As an aspiring polymath I have worked on articles in different fields as well:
- Burial: Flat grave, List of necropoleis, Necropolis, Necropolis of Soderstorf, Tomb of Ptahmes.
- Companies: Ximian.
- Cuisine: Ajwain, Apulian cuisine, Friggitello, Gram flour, Kanterkaas, Masaura, Mozzarella, Buffalo mozzarella, Parmigiana, , Pan de Cádiz, Pasta con le sarde, Peperoncino, Ricotta, Tortillitas de camarones and Whey cheese.
- Literature: Aristotle's Masterpiece, A Sentimental Journey Through France and Italy (plot summary), De Proprietatibus Elementorum, On the Universe and Pseudo-Aristotle.
- Medical: Vasodilation#Cold-induced vasodilation (section), Hunting reaction, Kneecapping and Winter swimming.
- Software: Evolution (software).
- Travel: High-speed rail in Italy, Tourism in India (lead section), Tourism in the Netherlands and Visa policy of Nepal.
My ideas about referencing on Wikipedia
My ideas on how referencing on Wikipedia is done best are shown in the article Sybaris. The referencing style I employed there was inspired by the article on Alexander the Great, which I've never edited myself. In summary, I always use citation templates, Template:Sfn and link to pages and/or line numbers when the referenced work is available on Google Books or elsewhere. This makes references easy to verify for the readers. When I reference ancient authors I always give all the details of the specific English translation I used. This is important because newer translations often contain extensive comments and notes to place the work in context, older translations do not profit from recent scientific insights.
According to the website Readability of Wikipedia the readability of Wikipedia is relatively low. The website allows for calculating readability, so I try to check all the articles I edit and try to improve readability if I see possibilities. Because I've worked as a commercial textwriter I understand how important readability is and think it deserves attention.

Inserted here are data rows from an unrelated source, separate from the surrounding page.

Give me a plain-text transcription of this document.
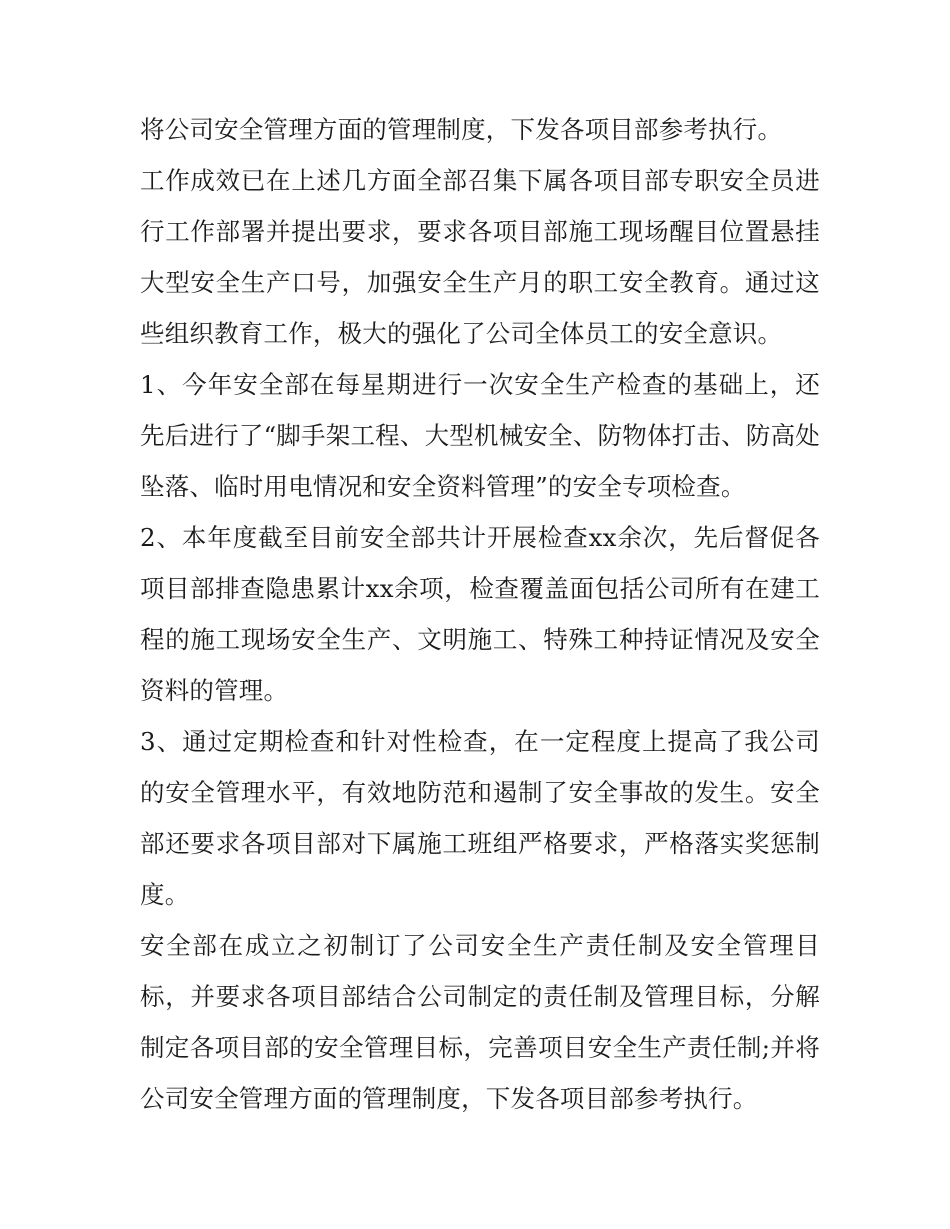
将公司安全管理方面的管理制度，下发各项目部参考执行。

工作成效已在上述几方面全部召集下属各项目部专职安全员进行工作部署并提出要求，要求各项目部施工现场醒目位置悬挂大型安全生产口号，加强安全生产月的职工安全教育。通过这些组织教育工作，极大的强化了公司全体员工的安全意识。

1、今年安全部在每星期进行一次安全生产检查的基础上，还先后进行了“脚手架工程、大型机械安全、防物体打击、防高处坠落、临时用电情况和安全资料管理”的安全专项检查。

2、本年度截至目前安全部共计开展检查xx余次，先后督促各项目部排查隐患累计xx余项，检查覆盖面包括公司所有在建工程的施工现场安全生产、文明施工、特殊工种持证情况及安全资料的管理。

3、通过定期检查和针对性检查，在一定程度上提高了我公司的安全管理水平，有效地防范和遏制了安全事故的发生。安全部还要求各项目部对下属施工班组严格要求，严格落实奖惩制度。

安全部在成立之初制订了公司安全生产责任制及安全管理目标，并要求各项目部结合公司制定的责任制及管理目标，分解制定各项目部的安全管理目标，完善项目安全生产责任制;并将公司安全管理方面的管理制度，下发各项目部参考执行。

You've probably noticed that Wikipedia does not set a maximum width for the content of its articles, unlike many other websites. On large monitors this will lead to extreme line lengths, making Wikipedia difficult to read. Of course the browser window can be resized to fix this, but specifying a maximum width would be the only proper solution. I'm not aware of why this layout decision was made, but when I have time I want to find the appropriate channel to request a change of this design aspect.